How Will You Keep Me Informed?
Money plans don’t run on autopilot. Life changes. Goals shift. Markets swing. That’s why it’s important to understand how your advisor communicates.
Ask how often you’ll meet. Will it be quarterly, twice a year, or just once annually? Is it in-person, by phone, or over video? Will you get reports, updates, or a portal to check your investments? And when something urgent comes up—will they be responsive?
More importantly, ask how they keep things understandable. If they rely heavily on industry lingo or graphs you can’t decipher, it won’t help you feel in control. A good advisor can explain your financial position in clear, plain terms. They should make it easy to track progress, ask questions, and feel heard.
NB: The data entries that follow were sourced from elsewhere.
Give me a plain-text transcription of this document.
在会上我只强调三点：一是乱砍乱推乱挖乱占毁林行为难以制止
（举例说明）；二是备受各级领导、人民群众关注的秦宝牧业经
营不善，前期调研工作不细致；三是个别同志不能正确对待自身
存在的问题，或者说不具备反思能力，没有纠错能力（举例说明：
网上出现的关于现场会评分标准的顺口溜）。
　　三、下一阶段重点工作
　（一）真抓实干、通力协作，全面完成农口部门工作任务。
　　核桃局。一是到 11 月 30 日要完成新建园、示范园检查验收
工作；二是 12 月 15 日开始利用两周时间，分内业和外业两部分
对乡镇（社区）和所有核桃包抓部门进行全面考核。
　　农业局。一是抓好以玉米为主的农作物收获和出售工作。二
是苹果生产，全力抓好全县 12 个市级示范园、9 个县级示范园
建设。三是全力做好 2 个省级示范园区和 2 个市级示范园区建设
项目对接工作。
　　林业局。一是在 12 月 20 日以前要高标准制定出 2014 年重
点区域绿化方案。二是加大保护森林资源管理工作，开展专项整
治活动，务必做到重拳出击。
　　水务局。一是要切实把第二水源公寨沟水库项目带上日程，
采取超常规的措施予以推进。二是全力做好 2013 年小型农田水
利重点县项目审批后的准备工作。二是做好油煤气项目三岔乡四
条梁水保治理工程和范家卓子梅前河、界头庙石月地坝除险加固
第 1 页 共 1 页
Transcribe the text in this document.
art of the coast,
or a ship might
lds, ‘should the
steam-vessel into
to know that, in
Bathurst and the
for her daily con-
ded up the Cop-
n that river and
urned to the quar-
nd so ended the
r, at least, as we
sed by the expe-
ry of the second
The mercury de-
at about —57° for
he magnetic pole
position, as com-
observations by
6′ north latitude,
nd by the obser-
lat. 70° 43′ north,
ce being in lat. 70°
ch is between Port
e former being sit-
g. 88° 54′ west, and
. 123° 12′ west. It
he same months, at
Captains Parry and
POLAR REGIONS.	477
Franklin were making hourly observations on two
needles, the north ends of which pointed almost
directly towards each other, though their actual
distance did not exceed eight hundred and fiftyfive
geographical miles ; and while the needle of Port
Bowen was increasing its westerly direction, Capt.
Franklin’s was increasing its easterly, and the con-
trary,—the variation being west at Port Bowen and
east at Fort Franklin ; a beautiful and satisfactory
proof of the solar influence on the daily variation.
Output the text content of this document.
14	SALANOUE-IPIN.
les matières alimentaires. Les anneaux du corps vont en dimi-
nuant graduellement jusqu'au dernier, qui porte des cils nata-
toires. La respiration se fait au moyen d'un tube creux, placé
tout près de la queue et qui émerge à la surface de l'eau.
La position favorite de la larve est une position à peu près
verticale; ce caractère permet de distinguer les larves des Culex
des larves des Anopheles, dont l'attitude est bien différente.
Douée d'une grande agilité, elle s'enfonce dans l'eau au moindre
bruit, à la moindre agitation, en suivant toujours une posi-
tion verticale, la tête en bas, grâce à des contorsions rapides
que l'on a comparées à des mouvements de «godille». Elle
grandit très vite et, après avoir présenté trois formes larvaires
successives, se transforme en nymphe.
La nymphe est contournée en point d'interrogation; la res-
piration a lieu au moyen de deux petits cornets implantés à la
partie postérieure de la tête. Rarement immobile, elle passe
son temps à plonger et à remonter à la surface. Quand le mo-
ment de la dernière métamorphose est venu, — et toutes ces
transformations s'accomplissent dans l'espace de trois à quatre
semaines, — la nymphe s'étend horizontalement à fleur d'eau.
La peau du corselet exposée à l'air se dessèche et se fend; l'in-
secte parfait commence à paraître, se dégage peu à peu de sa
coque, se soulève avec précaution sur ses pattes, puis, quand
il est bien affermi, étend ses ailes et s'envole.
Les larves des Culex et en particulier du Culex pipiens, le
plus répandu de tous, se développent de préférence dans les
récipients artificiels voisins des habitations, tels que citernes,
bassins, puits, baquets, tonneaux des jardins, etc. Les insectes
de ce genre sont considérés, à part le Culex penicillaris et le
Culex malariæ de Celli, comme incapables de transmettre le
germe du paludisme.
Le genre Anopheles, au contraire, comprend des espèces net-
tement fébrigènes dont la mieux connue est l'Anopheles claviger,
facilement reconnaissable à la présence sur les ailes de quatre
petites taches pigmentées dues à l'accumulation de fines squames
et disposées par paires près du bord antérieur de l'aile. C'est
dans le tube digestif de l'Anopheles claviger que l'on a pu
This kind of communication goes both ways. You need to feel comfortable enough to bring up life updates, big plans, or even financial fears. That only happens if the relationship feels open and collaborative.
Conclusion
Money touches nearly every part of life, from the obvious—like retirement and saving—to the quieter stuff, like peace of mind and freedom to make choices. Finding the right financial advisor isn’t about chasing the highest return or the most complex strategy. It’s about working with someone who listens, explains things simply, and helps you build a plan that actually fits your life. These five questions are a starting point. They help open up real conversations—ones that go beyond charts and forecasts. Ask them early. Ask them clearly. And then pay attention not just to the answers, but to how your advisor answers. That’s where the trust begins.